いや、大筋はそういうもんなんですけど、それぞれの短編の独立の度合いが思ってたより低くて、長編的な色合いのほうが強くなってるんですよ。
その分、一作ごとの「完成度」は低くなってて、ちょっと「う〜ん」って感じでした。
テーマは「ポーツマス講和」と「日比谷公園焼き討ち事件」。
ここに大東亜戦争につながる
「政府の情報公開の下手さ」「ジャーナリズムによる好戦的な扇情」「庶民の政府への突き上げ」「政党政治の腐敗」etc,etc
といった条件がすでに表出してて、戦後70年のタイミングでこの時期を取り上げるってのはナカナカ慧眼・・・とは思うんですがね。
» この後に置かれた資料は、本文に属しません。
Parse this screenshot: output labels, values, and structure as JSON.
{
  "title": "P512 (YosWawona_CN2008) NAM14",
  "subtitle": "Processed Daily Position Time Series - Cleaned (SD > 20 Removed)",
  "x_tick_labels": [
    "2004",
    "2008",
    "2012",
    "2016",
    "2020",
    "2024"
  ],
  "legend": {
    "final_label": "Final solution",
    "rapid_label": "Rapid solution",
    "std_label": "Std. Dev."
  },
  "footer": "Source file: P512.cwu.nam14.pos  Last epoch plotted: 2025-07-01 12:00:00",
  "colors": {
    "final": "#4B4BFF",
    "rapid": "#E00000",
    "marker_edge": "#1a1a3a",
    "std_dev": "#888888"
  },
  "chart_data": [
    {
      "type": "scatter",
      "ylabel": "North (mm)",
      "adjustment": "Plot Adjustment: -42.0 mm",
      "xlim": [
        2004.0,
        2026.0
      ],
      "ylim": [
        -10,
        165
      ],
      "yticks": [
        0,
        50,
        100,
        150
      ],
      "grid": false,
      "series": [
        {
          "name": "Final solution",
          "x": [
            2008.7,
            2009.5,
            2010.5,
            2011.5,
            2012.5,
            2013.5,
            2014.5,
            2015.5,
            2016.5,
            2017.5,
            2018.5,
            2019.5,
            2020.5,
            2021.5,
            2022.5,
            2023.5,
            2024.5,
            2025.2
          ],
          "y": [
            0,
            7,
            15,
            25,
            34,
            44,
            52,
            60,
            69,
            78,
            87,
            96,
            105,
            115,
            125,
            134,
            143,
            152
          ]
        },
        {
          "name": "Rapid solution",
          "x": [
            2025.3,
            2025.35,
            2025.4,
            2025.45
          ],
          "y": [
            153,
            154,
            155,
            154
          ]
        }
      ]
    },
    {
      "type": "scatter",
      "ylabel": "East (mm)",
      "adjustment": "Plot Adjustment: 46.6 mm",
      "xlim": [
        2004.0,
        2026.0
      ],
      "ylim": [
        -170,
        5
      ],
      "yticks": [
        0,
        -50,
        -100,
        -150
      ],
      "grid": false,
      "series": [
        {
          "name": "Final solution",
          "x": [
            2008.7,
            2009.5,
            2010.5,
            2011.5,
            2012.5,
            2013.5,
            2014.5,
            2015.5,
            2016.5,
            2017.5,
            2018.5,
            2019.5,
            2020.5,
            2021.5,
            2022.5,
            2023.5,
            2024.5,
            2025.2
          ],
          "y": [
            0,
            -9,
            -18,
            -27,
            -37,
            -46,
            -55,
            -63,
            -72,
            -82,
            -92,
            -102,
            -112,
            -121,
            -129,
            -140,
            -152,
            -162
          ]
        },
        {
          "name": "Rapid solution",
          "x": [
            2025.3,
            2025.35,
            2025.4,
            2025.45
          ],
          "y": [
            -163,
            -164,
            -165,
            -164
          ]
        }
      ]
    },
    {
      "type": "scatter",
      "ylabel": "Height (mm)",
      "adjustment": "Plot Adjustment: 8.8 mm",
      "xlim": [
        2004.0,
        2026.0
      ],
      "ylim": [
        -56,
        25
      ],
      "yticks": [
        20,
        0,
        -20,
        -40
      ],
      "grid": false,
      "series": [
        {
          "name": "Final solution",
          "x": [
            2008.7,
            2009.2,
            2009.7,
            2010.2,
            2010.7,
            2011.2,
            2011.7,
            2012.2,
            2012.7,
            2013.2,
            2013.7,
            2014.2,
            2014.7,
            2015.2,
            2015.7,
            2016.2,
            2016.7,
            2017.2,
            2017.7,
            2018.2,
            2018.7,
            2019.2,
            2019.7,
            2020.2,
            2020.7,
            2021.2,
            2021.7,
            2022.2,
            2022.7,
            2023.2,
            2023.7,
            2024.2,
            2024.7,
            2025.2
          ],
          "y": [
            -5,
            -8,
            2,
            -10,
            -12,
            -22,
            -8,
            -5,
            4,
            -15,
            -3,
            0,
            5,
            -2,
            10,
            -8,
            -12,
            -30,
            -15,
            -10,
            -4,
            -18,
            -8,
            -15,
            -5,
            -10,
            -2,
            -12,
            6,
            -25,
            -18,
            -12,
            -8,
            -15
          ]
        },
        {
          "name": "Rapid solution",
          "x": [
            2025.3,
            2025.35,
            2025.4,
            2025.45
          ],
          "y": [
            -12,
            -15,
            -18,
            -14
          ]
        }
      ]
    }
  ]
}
語り手の「阿蘇藤太」の「正体」はその意図を明確化しています。
ただ、そうだとしたらもっと突っ込んで欲しかった。
登場する歴史上の人物と、フィクションである叡古教授の「想像上の」ディスカッション。
このテーマだったら是非ともそれを見たかったですね。
もちろん「種明かし」のシーンでそれらしきところはあるんですが、ここはもっともっと、作品のバランスを崩すくらいの分量と深さでやるべきだったんじゃないかと思います。
参考にした「ウンベルト・エーコ」並みにね。
本作くらいだと、軽い歴史書レベルですから。
まあ僕の読み込みが足りないってのはあるかもしれませんがね。
灰森氏のエピソードあたりにはそんな気もします。
でも全体としてペダンティックな雰囲気が足りないのは確か。
こういう作品で、この題名なら、絶対にそういうトコに踏み込むべきだったと思いますよ。
書くのは大変かもしれませんがw。